At 74, Almodóvar has 21 features to his name, among them 1988’s iconic Women on the Verge of a Nervous Breakdown, nominated for the best foreign-language film Oscar, and 2002’s Talk to Her, for which he was nominated for best director and bagged the best original screenplay Oscar.
We get Strange Way of Life thanks to the Spanish director’s wish to make a Western after he was approached 20 years ago to direct Brokeback Mountain. Almodóvar turned it down because he felt his English wasn’t up to it, and he wouldn’t have the freedom to film it as he wanted.
“It was the first time that I really thought about making a movie in English because I loved that story – I knew the [book] by Annie Proulx, and I loved it, and the script of Larry McMurtry was very good too. But the thing is, I was insecure with my English,” Almodóvar explained in an interview with The Independent.
“Also, in Annie Proulx’s story, one of the things that to me really stood out was the physicality of the erotic encounters that were almost animalistic in nature. But some of that sort of physicality of desire I didn’t see translated into the script.”
“In ‘Brokeback Mountain,’ Jake Gyllenhaal’s character says to Heath Ledger’s character that they should go away and work on a ranch,” Almodóvar said in an interview with the New York Times. “Heath says, ‘What would two men do in the West, working on a ranch?’ In many ways, I feel my film gives an answer to that,” he said.
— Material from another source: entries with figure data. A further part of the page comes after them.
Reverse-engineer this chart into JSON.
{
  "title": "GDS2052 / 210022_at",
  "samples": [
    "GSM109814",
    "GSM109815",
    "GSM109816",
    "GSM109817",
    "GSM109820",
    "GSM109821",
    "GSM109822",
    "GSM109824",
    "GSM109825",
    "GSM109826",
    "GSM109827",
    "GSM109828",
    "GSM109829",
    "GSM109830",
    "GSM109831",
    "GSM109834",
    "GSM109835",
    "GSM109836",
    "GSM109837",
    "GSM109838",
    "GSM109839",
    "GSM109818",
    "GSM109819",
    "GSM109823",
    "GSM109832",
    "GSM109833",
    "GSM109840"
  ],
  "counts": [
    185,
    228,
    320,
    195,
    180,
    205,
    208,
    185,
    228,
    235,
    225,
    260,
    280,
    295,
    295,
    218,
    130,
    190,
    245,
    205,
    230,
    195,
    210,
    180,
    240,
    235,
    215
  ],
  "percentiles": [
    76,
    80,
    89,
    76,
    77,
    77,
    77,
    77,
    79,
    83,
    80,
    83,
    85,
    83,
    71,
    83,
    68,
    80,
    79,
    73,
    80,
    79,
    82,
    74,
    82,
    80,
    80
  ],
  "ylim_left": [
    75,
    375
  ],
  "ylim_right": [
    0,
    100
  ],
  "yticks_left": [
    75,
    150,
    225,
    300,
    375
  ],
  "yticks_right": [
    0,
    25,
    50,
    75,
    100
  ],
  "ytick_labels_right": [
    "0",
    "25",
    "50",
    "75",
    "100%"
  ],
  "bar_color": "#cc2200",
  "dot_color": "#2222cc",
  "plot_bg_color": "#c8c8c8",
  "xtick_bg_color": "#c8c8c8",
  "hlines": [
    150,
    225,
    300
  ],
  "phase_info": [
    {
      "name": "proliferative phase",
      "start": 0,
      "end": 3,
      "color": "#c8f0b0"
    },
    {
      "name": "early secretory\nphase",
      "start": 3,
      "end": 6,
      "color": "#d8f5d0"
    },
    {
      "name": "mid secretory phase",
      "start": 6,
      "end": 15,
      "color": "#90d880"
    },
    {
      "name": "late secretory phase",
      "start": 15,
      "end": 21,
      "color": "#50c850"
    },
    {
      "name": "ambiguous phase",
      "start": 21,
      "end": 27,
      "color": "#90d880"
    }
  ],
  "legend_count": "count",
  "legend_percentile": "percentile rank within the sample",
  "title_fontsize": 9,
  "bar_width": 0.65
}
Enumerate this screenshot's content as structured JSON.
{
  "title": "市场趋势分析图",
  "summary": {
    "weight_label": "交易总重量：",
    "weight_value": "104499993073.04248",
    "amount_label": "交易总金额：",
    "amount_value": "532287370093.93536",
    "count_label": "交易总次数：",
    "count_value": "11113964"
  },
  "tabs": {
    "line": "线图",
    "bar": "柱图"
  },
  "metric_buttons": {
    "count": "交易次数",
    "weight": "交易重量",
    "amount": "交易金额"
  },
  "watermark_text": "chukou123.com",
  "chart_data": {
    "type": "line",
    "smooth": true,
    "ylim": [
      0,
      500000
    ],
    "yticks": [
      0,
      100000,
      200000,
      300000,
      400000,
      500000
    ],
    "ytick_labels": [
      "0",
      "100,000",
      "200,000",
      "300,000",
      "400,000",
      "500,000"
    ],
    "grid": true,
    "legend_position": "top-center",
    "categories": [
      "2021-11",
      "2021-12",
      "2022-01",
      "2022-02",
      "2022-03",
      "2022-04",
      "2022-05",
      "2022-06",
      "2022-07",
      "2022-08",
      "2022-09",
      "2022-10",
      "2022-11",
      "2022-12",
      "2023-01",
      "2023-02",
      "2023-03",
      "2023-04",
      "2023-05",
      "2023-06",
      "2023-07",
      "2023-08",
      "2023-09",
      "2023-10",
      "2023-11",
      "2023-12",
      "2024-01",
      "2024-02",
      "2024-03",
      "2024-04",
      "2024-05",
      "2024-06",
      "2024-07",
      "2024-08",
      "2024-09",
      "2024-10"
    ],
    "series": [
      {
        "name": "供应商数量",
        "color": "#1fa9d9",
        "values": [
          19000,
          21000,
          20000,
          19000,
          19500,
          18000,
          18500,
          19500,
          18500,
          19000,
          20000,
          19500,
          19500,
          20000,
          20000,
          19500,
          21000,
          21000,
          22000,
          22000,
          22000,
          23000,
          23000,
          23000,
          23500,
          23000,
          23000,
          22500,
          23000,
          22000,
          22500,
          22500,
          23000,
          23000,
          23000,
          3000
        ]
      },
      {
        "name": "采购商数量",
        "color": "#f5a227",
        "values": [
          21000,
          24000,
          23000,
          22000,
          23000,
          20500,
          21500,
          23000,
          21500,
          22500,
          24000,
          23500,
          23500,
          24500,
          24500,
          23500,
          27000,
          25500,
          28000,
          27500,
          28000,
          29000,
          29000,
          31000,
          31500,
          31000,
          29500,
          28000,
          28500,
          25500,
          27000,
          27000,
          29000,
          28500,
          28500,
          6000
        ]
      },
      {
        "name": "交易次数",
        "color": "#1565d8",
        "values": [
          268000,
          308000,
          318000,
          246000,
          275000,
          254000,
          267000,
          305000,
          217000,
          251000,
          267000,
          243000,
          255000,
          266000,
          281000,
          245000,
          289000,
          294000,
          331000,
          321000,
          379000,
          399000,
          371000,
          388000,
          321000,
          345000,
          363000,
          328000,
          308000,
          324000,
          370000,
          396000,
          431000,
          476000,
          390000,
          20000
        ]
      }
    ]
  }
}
And it does, to a degree, even echoing the lines. At the end of Strange Way of Life, Pascal says to a wounded Hawke: “Years ago, you asked me what two men could do living together on a ranch. I’ll answer you now.”
Almodóvar lets us imagine an answer with this jewel box of an ode to love. The film lingers like the scent of a favorite perfume; you want to know – did they live happily ever after?
And what stays with you is the thought that of course, they do. It’s a film you must see again to ensure you are right.